Rueda accuse Pontón de « sow haine » après l'attaque de Monforte et égal à son « extrémisme » avec celui de Vox
Il croit que le chef du BNG devrait fournir « des excuses immédiates » et regrette que l'opposition utilise ces actions comme « arme politique »
Santiago de Compostela, 22 septembre (Migrant.es) –
The president of the Xunta, Alfonso Rueda, has accused of « extremism » the national spokeswoman of the BNG, Ana Pontón, and has warned that it should apologize « immediately » after affirming the nationalist leader that the « racist discourse » of the also head of the rows of the PPDEG is guilty of the attack with Molotov cocktails of the last weekend against a future center of migrant minors in Monfort (Lugo).
« J'espère, parce que c'est une crainte que nous ayons tous, que ce qui s'est passé à Monforte ne stimule pas les actions extrémistes », a déclaré Rueda, aux questions des médias dans l'apparence de la presse après la réunion hebdomadaire de son exécutif, où elle a dénoncé le nationaliste « semis haine » avec ses manifestations et a assimilé son « extrémisme » à « de l'autre côté », sans mention, sans mention.
À un moment consécutif, il a nuancé que « l'extrémisme » pour lui soit les déclarations faites lundi par Pontón et ait exprimé son désir que cette « obsession » d'utiliser ces types de questions pour obtenir « la rentabilité politique » non « ne propage pas » en Galice, bien qu'il ait également censuré les critiques du Psdeg, avec José Ramón Gómez bestéiro à l'avant.

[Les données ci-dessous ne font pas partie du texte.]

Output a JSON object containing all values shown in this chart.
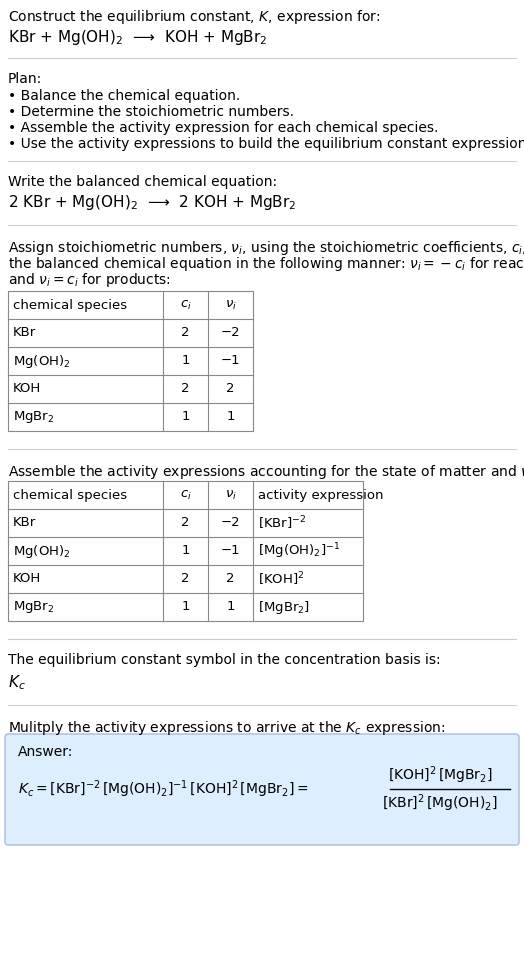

Rueda a suggéré que leurs rivaux politiques utilisent « comme une arme politique » un fait sérieux pour « blâmer » le PP, le Xunta ou lui-même. D'un point de vue, il s'est demandé s'il fallait agir de cette manière « n'est pas de semer la haine » car « ils veulent faire d'autres extrémismes qui, heureusement, n'existent pas en Galice » – il n'a pas fait de mention expressée, mais Vox n'a pas de représentation politique régionale.
« En fin de compte, les extrémismes finissent par coïncider et nous savons que, comme l'extrémisme d'une part et l'extrémisme d'autre part, ils utilisent des arguments très similaires », a-t-il averti, de souligner que Pontón a dirigé une accusation « très sérieuse » qui devrait être « soumise à des excuses immédiates ». « Bien sûr, je ne m'attends pas, mais cela dépeint très bien l'opposition que nous avons en Galice », a-t-il ajouté.

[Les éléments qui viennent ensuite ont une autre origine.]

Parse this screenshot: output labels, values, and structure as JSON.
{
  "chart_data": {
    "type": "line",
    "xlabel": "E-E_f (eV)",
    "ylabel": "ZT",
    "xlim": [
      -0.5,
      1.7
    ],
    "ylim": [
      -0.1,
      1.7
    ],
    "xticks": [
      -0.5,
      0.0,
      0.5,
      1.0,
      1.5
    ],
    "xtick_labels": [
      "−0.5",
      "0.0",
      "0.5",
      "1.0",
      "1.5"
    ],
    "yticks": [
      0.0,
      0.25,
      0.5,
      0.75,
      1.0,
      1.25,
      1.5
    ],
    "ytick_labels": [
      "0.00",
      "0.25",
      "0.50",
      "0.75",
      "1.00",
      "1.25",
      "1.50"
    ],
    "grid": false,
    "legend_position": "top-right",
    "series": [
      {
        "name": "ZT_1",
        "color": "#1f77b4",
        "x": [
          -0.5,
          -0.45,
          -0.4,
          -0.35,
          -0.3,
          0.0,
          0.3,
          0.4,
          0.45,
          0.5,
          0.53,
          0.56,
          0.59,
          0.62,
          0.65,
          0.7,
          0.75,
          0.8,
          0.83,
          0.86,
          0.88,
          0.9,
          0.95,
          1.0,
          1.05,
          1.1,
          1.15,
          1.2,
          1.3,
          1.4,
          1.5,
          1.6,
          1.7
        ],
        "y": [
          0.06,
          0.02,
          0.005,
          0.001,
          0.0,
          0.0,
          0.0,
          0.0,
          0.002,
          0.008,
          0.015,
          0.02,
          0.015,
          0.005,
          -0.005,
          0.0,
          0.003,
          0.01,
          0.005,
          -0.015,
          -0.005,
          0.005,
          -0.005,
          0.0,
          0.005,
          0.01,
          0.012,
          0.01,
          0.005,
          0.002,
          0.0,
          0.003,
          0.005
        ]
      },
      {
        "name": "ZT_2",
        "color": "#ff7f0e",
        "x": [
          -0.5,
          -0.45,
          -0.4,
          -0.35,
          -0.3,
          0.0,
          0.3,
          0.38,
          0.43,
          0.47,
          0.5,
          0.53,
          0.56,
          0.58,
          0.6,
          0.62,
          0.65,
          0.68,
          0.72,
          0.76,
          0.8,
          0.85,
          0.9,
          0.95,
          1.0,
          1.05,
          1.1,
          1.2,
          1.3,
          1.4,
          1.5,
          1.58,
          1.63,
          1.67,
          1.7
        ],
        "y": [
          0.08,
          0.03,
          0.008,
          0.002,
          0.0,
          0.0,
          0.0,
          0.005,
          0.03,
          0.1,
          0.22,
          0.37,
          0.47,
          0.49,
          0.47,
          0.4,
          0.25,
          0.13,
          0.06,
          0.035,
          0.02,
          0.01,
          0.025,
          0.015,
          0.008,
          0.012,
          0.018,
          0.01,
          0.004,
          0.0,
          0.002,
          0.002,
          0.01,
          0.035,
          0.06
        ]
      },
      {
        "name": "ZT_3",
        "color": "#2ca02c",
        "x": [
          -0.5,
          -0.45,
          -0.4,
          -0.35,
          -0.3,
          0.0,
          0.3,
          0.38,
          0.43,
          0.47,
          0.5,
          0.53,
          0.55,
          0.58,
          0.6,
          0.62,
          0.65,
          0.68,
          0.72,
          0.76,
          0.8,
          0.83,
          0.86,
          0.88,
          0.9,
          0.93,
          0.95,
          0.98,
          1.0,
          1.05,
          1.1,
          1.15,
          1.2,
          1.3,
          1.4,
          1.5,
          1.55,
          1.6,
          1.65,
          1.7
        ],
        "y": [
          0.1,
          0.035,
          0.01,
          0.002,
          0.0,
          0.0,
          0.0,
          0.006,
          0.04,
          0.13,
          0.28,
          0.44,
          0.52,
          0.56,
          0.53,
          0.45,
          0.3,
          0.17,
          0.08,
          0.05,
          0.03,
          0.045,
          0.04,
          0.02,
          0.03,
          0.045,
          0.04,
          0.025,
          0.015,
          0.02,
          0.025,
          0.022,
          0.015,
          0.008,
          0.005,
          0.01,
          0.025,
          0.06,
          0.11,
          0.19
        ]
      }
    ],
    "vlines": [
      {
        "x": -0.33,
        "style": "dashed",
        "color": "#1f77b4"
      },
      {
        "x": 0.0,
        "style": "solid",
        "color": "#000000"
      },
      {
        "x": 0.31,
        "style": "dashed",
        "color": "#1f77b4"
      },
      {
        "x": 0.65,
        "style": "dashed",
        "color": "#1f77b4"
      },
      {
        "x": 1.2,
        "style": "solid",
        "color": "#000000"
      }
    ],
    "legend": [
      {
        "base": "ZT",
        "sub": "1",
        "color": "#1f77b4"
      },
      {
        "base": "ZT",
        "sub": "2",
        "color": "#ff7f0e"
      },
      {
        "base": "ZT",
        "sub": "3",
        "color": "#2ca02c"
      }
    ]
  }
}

Pour le chef du PP, des manifestations telles que celles libérées par Pontón « semis la haine ». « Il semble que le moins soit qui a lancé le cocktail Molotov, il n'est même pas nécessaire de l'enquêter car ils ont déjà leurs coupables, qui sont toujours ceux qui conviennent à leurs arguments politiques », a-t-il déclaré.
« Discours extrémistes » coïncidence »
Concernant si certains mots des dirigeants PP ou VOX peuvent encourager des actions telles que Monforte, Rueda a reproduit que, à son avis, « quiconque pense que tout type de déclaration justifie qu'un cocktail Molotov est lancé qui provoque un feu dans un centre qui hébergera des mineurs non accompagnés, est pleinement errant de la perspective. »
Et il a influencé la « coïncidence » qu'il y a « entre les discours extrémistes », avant de se référer à Pontón, pour souligner que « à la fin les extrémismes, que ce soit d'un côté ou d'une autre, ils ont l'air beaucoup ». « Je pense que ce que la porte-parole du BNG a dit parfaitement accrédits cette déclaration, à quel point ils sont similaires, en arrière-plan, l'âgité d'une extrémité et de l'autre », a-t-il dit à nouveau.
Défense de l'action Xunta
Sans entrer dans des « déclarations scandaleuses » et qu'il préfère « ne pas prendre trop au sérieux pour venir de qui ils viennent », il a défendu que le Xunta met les moyens d'essayer de servir les migrants qui « , face au manque absolu de politique d'immigration », nous voulons « désagréger la distribution là-bas comme s'ils étaient des chiffres ».
Il a souligné que la Galice avait demandé le « financement » et la « planification » sans que le gouvernement ne fasse « aucun cas ». « Nous avons des annonces, des menaces avec la force publique et, en fin de compte, des actions absolument condamnables et des xénophobes, tels que lancer des cocktails Molotov contre ce bâtiment », a-t-il échoué.
Il a également déploré, une fois de plus, d'avoir « une opposition comme celle » en Galice, que « au lieu de se concentrer sur les vrais coupables, il préfère faire de la politique à nouveau au détriment de tout », a-t-il conclu.